No fueron el cultivo momentáneo del orgullo de mi triunfo ni el adobo de la esperanza del éxito de mi proyecto secreto los que consiguieron calmar mi desasosiego, sino la visión sorpresiva de los pelícanos. El cielo contenido en los arcos del campanario se tintó de repente de un ácido color violeta contra el que comenzó a avanzar, recortada nítidamente, una bandada de enormes pelícanos blancos. Movían moduladamente sus alas impulsando su extraño perfil de aves prehistóricas, avanzando con silenciosa lentitud por el aire congelado. Desaparecían por el lado izquierdo del campanario y volvían a aparecer por el derecho a los pocos segundos como piezas de un tiovivo o figuras de una lámpara mágica. La mansedumbre que imprimían a su vuelo me fue contagiando poco a poco el ánimo de manera que mi nerviosismo había desaparecido del todo cuando el gualquitalqui del escolta crepitó brevemente imponiendo un religioso silencio en los presentes. Una señal afirmativa de su cabeza seguido por el arranque del motor del ascensor provocó una reacción eléctrica en el grupo de autoridades que tomaron posiciones a lo largo de la pared derecha en riguroso orden jerárquico.

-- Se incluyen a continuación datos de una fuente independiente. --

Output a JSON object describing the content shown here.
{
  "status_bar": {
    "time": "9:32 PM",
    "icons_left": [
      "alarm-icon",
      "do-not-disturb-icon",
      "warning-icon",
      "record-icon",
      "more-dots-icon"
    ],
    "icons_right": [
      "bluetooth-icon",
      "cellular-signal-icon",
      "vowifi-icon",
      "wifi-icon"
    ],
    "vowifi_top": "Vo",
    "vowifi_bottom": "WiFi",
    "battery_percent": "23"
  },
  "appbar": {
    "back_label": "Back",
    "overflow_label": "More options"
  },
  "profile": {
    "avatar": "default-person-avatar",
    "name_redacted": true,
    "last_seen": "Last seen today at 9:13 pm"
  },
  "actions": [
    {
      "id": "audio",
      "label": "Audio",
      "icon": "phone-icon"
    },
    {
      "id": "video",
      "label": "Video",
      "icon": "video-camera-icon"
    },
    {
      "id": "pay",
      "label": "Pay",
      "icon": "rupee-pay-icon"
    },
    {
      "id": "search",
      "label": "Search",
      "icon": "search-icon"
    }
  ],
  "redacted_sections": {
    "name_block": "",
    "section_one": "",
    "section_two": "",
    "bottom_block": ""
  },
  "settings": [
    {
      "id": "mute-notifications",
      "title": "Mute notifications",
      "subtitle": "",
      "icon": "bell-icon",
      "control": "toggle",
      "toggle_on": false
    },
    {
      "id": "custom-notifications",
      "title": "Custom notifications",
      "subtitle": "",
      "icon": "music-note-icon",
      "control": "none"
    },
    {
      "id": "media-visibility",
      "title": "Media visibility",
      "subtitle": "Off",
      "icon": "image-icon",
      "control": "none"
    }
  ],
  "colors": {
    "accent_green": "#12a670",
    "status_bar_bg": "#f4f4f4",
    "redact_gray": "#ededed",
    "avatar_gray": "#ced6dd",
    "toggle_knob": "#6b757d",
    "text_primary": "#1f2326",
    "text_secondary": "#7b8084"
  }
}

Los treinta segundos que tardó en subir el ascensor los pasé, absolutamente relajado, mirando los pelícanos. Sólo cuando por fin cesó el ronroneo del motor me acerqué al grupo, ocupando mi correspondiente último puesto.
La menuda cabeza de cernícalo de El Caudillo asomó tímidamente en cuanto el escolta recogió las puertas del ascensor. Sin moverla se le adivinaban los ojos tras las oscuras gafas barriendo el espacio de izquierda a derecha, como buscando algo o a alguien reconocible. Sólo cuando uno de los militares le dirigió desde abajo la palabra clave, Excelenciaaaa... fue saliendo del cajón con estudiada y muy torpe parsimonia. A pesar de su vistosa ancianidad nadie osó intentar ayudarle. Completamente vestido de blanco, con la pechera rebosante de gloriosa chatarra guerrera, su exiguo tamaño total contrastaba violentamente con el voluminoso vientre episcopal que le servía de fondo. Dio otro paso titubeante y comenzó a bajar lentamente los escalones para lanzarse de pronto a dar la mano a todos los presentes, como un autómata teledirigido. El señor Obispo le siguió descendiendo majestuosamente mientras se recogía la capa púrpura con una mano y mostraba ostensiblemente el anillo de la otra para que los enfilados lo fueran besando tras el saludo. Sus ojos despedían lanzas de fuego.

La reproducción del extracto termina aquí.